織守きょうや 「キスに煙」
織守さんの新刊が出ていたので買ってみました。
主人公は引退した男性フィギュアスケーター。彼は現役の頃に表彰台を競っていた友人でありライバルだった男性に恋心を抱いており、まだ現役選手である彼を陰ながら応援していた。
ある時かつて主人公の恋人であった男性フィギュアスケーターが自宅で転落死したと知らされる。素行が悪く恨みを買いがちだったため、彼は殺されたのではと噂が立ち始める。根も葉もない噂だと思っていたが、その頃から友人の様子が変わったことから自分を守るために彼が殺したのではと疑問に思い始めるというお話。
LGBTの恋愛描写をメインにした恋愛物になります。あらすじを見るとミステリーのように見えますが、実際の描写量で見ると恋愛描写がメインのようでした。
心理描写が非常に上手い点が本作の見所です。私自身恋愛物を読みなれてないので具体的にどうと説明が出来ないのですが、メインの登場人物たちの心理描写が非常にきれいに書かれていたように感じました。また主人公を含めて同性愛者が多く登場するという珍しい設定なためLGBTの人がどういった心情で日々を過ごしているのかを知ることができてためになる部分がありました。
ただ、物語として見るとそこまで面白い内容ではありません。
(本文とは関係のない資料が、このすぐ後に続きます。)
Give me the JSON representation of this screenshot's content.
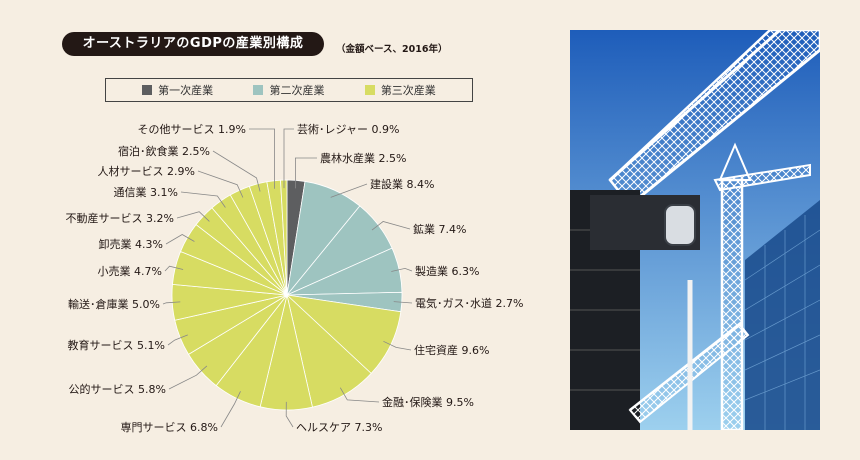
{
  "title": "オーストラリアのGDPの産業別構成",
  "subtitle": "（金額ベース、2016年）",
  "legend": [
    {
      "label": "第一次産業",
      "color": "#5d5e60"
    },
    {
      "label": "第二次産業",
      "color": "#9ec4c0"
    },
    {
      "label": "第三次産業",
      "color": "#d7dc62"
    }
  ],
  "colors": {
    "background": "#f6eee2",
    "line": "#888888",
    "sky_top": "#1e5dba",
    "sky_bottom": "#9dd0ee"
  },
  "chart_data": {
    "type": "pie",
    "slices": [
      {
        "label": "農林水産業",
        "value": 2.5,
        "group": 0,
        "text": "農林水産業 2.5%"
      },
      {
        "label": "建設業",
        "value": 8.4,
        "group": 1,
        "text": "建設業 8.4%"
      },
      {
        "label": "鉱業",
        "value": 7.4,
        "group": 1,
        "text": "鉱業 7.4%"
      },
      {
        "label": "製造業",
        "value": 6.3,
        "group": 1,
        "text": "製造業 6.3%"
      },
      {
        "label": "電気・ガス・水道",
        "value": 2.7,
        "group": 1,
        "text": "電気･ガス･水道 2.7%"
      },
      {
        "label": "住宅資産",
        "value": 9.6,
        "group": 2,
        "text": "住宅資産 9.6%"
      },
      {
        "label": "金融・保険業",
        "value": 9.5,
        "group": 2,
        "text": "金融･保険業 9.5%"
      },
      {
        "label": "ヘルスケア",
        "value": 7.3,
        "group": 2,
        "text": "ヘルスケア 7.3%"
      },
      {
        "label": "専門サービス",
        "value": 6.8,
        "group": 2,
        "text": "専門サービス 6.8%"
      },
      {
        "label": "公的サービス",
        "value": 5.8,
        "group": 2,
        "text": "公的サービス 5.8%"
      },
      {
        "label": "教育サービス",
        "value": 5.1,
        "group": 2,
        "text": "教育サービス 5.1%"
      },
      {
        "label": "輸送・倉庫業",
        "value": 5.0,
        "group": 2,
        "text": "輸送･倉庫業 5.0%"
      },
      {
        "label": "小売業",
        "value": 4.7,
        "group": 2,
        "text": "小売業 4.7%"
      },
      {
        "label": "卸売業",
        "value": 4.3,
        "group": 2,
        "text": "卸売業 4.3%"
      },
      {
        "label": "不動産サービス",
        "value": 3.2,
        "group": 2,
        "text": "不動産サービス 3.2%"
      },
      {
        "label": "通信業",
        "value": 3.1,
        "group": 2,
        "text": "通信業 3.1%"
      },
      {
        "label": "人材サービス",
        "value": 2.9,
        "group": 2,
        "text": "人材サービス 2.9%"
      },
      {
        "label": "宿泊・飲食業",
        "value": 2.5,
        "group": 2,
        "text": "宿泊･飲食業 2.5%"
      },
      {
        "label": "その他サービス",
        "value": 1.9,
        "group": 2,
        "text": "その他サービス 1.9%"
      },
      {
        "label": "芸術・レジャー",
        "value": 0.9,
        "group": 2,
        "text": "芸術･レジャー 0.9%"
      }
    ]
  }
}
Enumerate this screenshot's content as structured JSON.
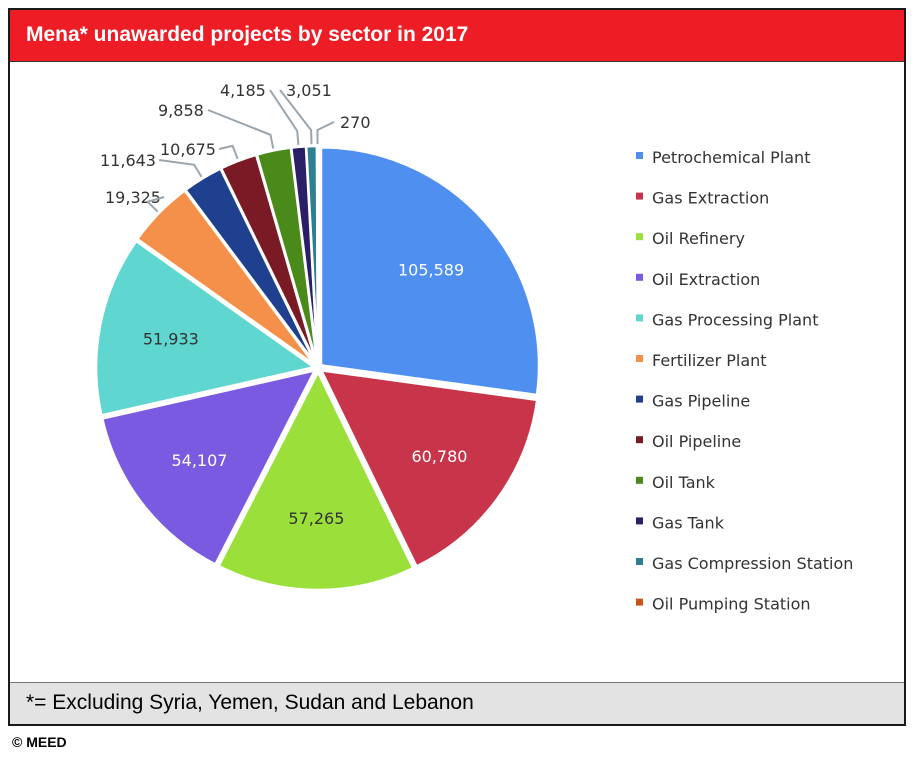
{
  "title": "Mena* unawarded projects by sector in 2017",
  "footnote": "*= Excluding Syria, Yemen, Sudan and Lebanon",
  "credit": "© MEED",
  "chart_data": {
    "type": "pie",
    "title": "Mena* unawarded projects by sector in 2017",
    "legend_position": "right",
    "slices": [
      {
        "label": "Petrochemical Plant",
        "value": 105589,
        "display": "105,589",
        "color": "#4e8ff0"
      },
      {
        "label": "Gas Extraction",
        "value": 60780,
        "display": "60,780",
        "color": "#c8354a"
      },
      {
        "label": "Oil Refinery",
        "value": 57265,
        "display": "57,265",
        "color": "#9be03a"
      },
      {
        "label": "Oil Extraction",
        "value": 54107,
        "display": "54,107",
        "color": "#7a5ae0"
      },
      {
        "label": "Gas Processing Plant",
        "value": 51933,
        "display": "51,933",
        "color": "#5fd6cf"
      },
      {
        "label": "Fertilizer Plant",
        "value": 19325,
        "display": "19,325",
        "color": "#f5904a"
      },
      {
        "label": "Gas Pipeline",
        "value": 11643,
        "display": "11,643",
        "color": "#1f3f8f"
      },
      {
        "label": "Oil Pipeline",
        "value": 10675,
        "display": "10,675",
        "color": "#7a1a24"
      },
      {
        "label": "Oil Tank",
        "value": 9858,
        "display": "9,858",
        "color": "#4a8a1a"
      },
      {
        "label": "Gas Tank",
        "value": 4185,
        "display": "4,185",
        "color": "#2a1f66"
      },
      {
        "label": "Gas Compression Station",
        "value": 3051,
        "display": "3,051",
        "color": "#2e7f8f"
      },
      {
        "label": "Oil Pumping Station",
        "value": 270,
        "display": "270",
        "color": "#c8541a"
      }
    ]
  }
}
転落死の真相も盛り上がりは特にないですし、ストーリー性も恋愛物が好きな人なら楽しめる部分があったかもしれないけど同性愛の描写なので興味ある人はかなり限定されるだろうという印象でした。
良い部分もあるので上の紹介を見て気になるようだったら読んでみてもいいですが、無難に行くのであれば他の織守さんの作品を読んだ方が良いでしょう。